You need to tell WebApollo where to find these styles by modifying the JBrowse config or the plugin config, e.g. by adding this to the trackList.json

   "css" : "sample_data/custom_track_styles.css"

Or you can also instead add the custom_track_styles.css to src/main/webapp/plugins/WebApollo/css/ and then use the @import command in src/main/webapp/jbrowse/plugins/WebApollo/css/main.css. Then you may use these new styles when loading tracks to flatfile-to-json.pl, for example:

bin/flatfile-to-json.pl --gff WEB_APOLLO_SAMPLE_DIR/split_gff/maker.gff 
    --getSubfeatures --type mRNA --trackLabel maker --webApollo 
    --subfeatureClasses '{"CDS":"gold-90pct", "UTR": "dimgold-60pct"}'

Bulk loading annotations to the user annotation track

GFF3

You can use the tools/data/add_transcripts_from_gff3_to_annotations.pl script to bulk load GFF3 files with transcripts to the user annotation track. Let's say we want to load our maker.gff transcripts.
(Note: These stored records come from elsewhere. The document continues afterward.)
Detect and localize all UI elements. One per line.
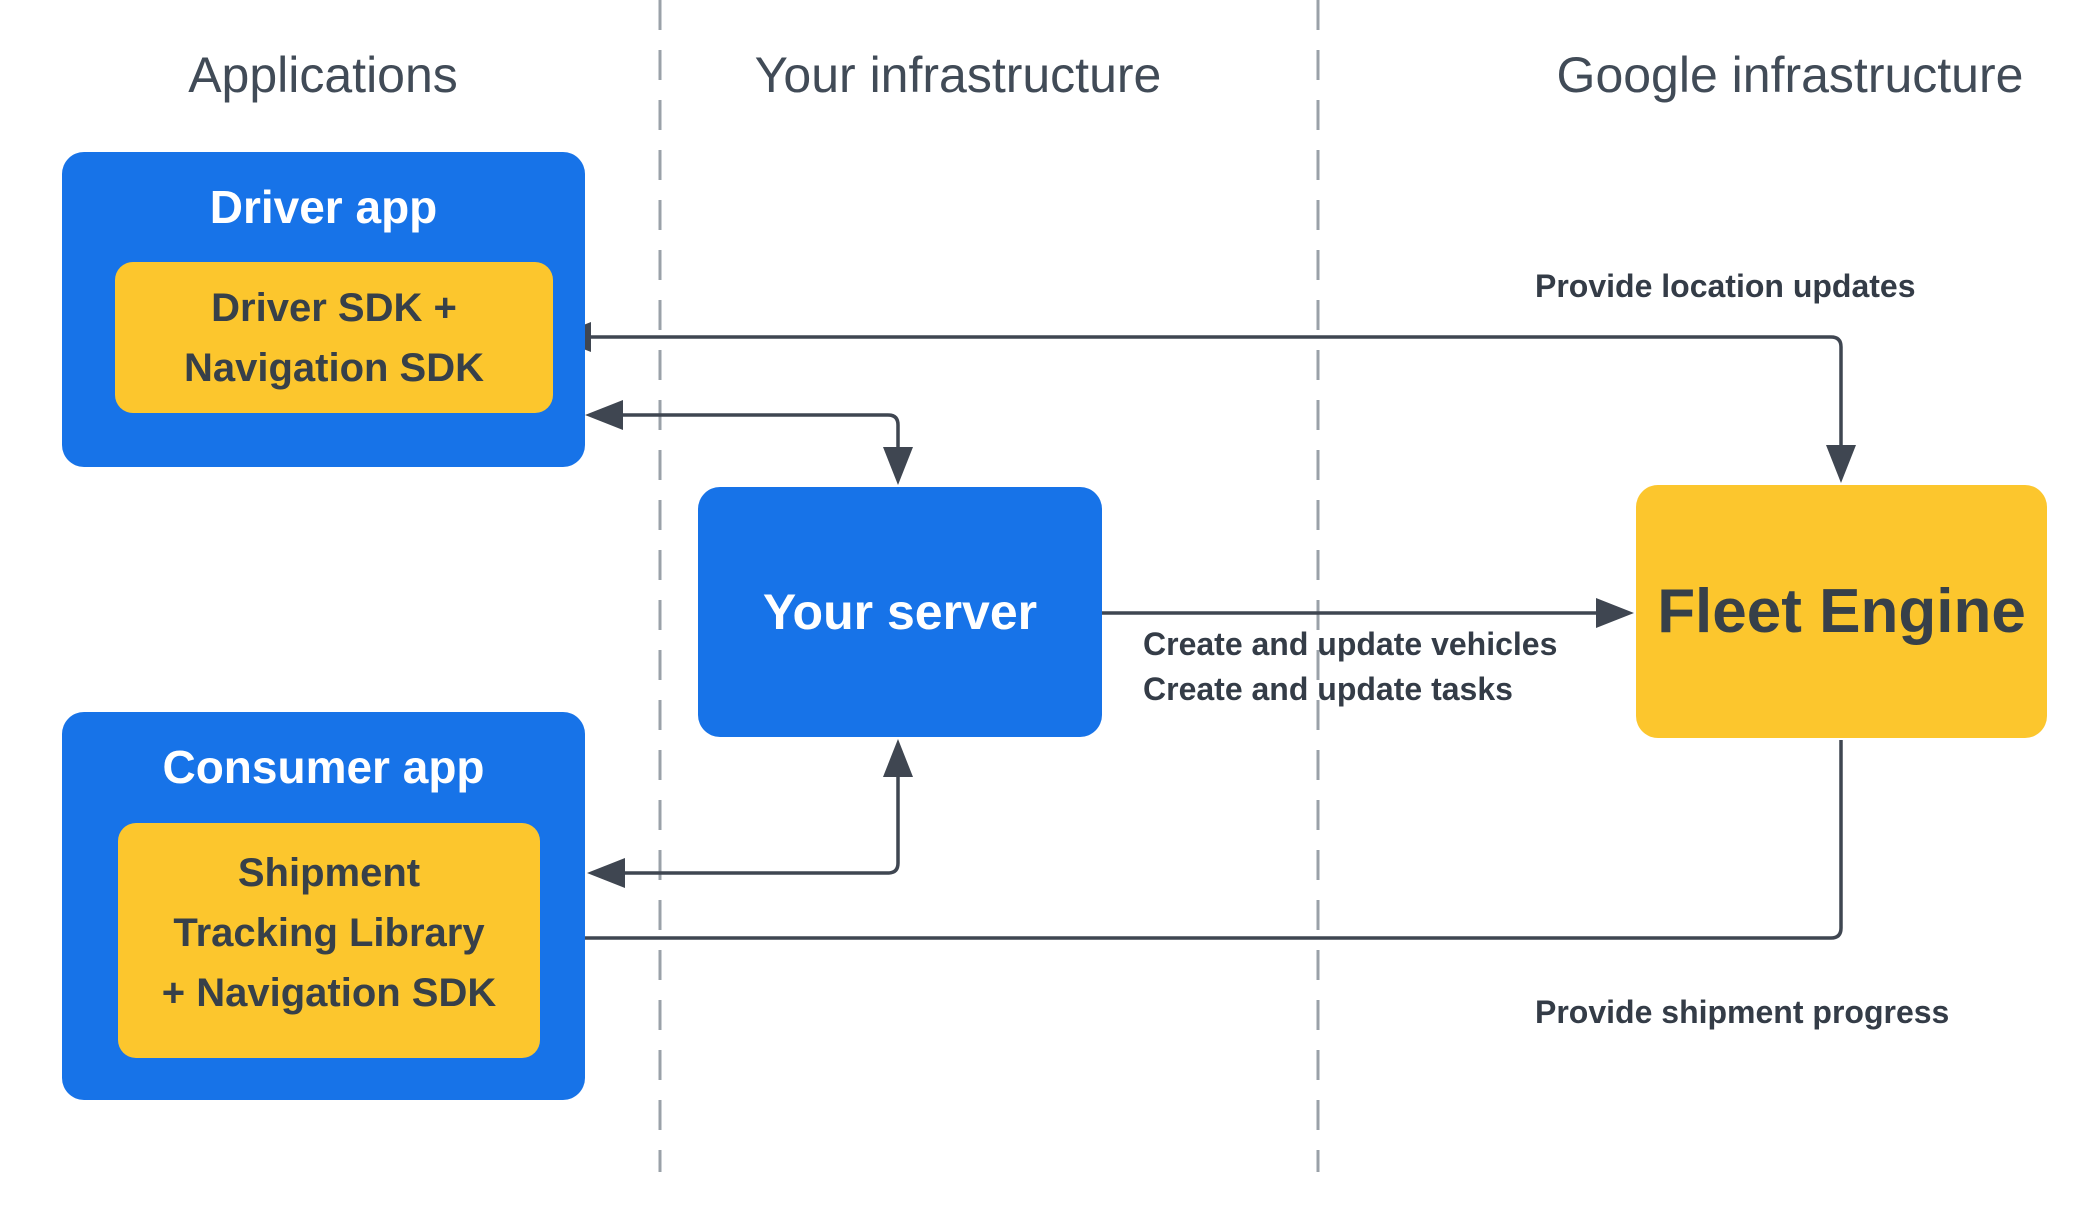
driver-sdk-line-1: Driver SDK + <box>211 286 457 330</box>
arrowhead-left-into-consumer-app-icon <box>587 858 625 888</box>
shipment-tracking-library-box: Shipment Tracking Library + Navigation S… <box>118 823 540 1058</box>
your-server-box: Your server <box>698 487 1102 737</box>
edge-driver-app-your-server <box>597 413 900 473</box>
driver-sdk-line-2: Navigation SDK <box>183 346 485 390</box>
edge-label-provide-location-updates: Provide location updates <box>1535 268 1916 304</box>
column-header-applications: Applications <box>188 47 458 103</box>
edge-location-updates <box>565 335 1843 471</box>
tracking-library-line-3: + Navigation SDK <box>161 971 497 1015</box>
arrowhead-down-into-fleet-engine-icon <box>1826 445 1856 483</box>
fleet-engine-box: Fleet Engine <box>1636 485 2047 738</box>
edge-label-create-tasks: Create and update tasks <box>1143 671 1513 707</box>
consumer-app-title: Consumer app <box>162 741 485 793</box>
arrowhead-down-into-your-server-icon <box>883 447 913 485</box>
arrowhead-left-into-driver-app-icon <box>585 400 623 430</box>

$ tools/data/add_transcripts_from_gff3_to_annotations.pl \
    -U localhost:8080/WebApollo -u web_apollo_admin -p web_apollo_admin \
    -i WEB_APOLLO_SAMPLE_DIR/split_gff/maker.gff

The default options should be handle GFF3 most files that contain genes, transcripts, and exons.

You can still use this script even if the GFF3 file that you are loading does not contain transcripts and exon types. Let's say we want to load match and match_part features as transcripts and exons respectively. We'll use the blastn.gff file as an example.

$ tools/data/add_transcripts_from_gff3_to_annotations.pl \
   -U localhost:8080/WebApollo -u web_apollo_admin -p web_apollo_admin \
   -i split_gff/blastn.gff -t match -e match_part

Look at the script's help (-h) for all available options.

Congratulations, you're done configuring WebApollo!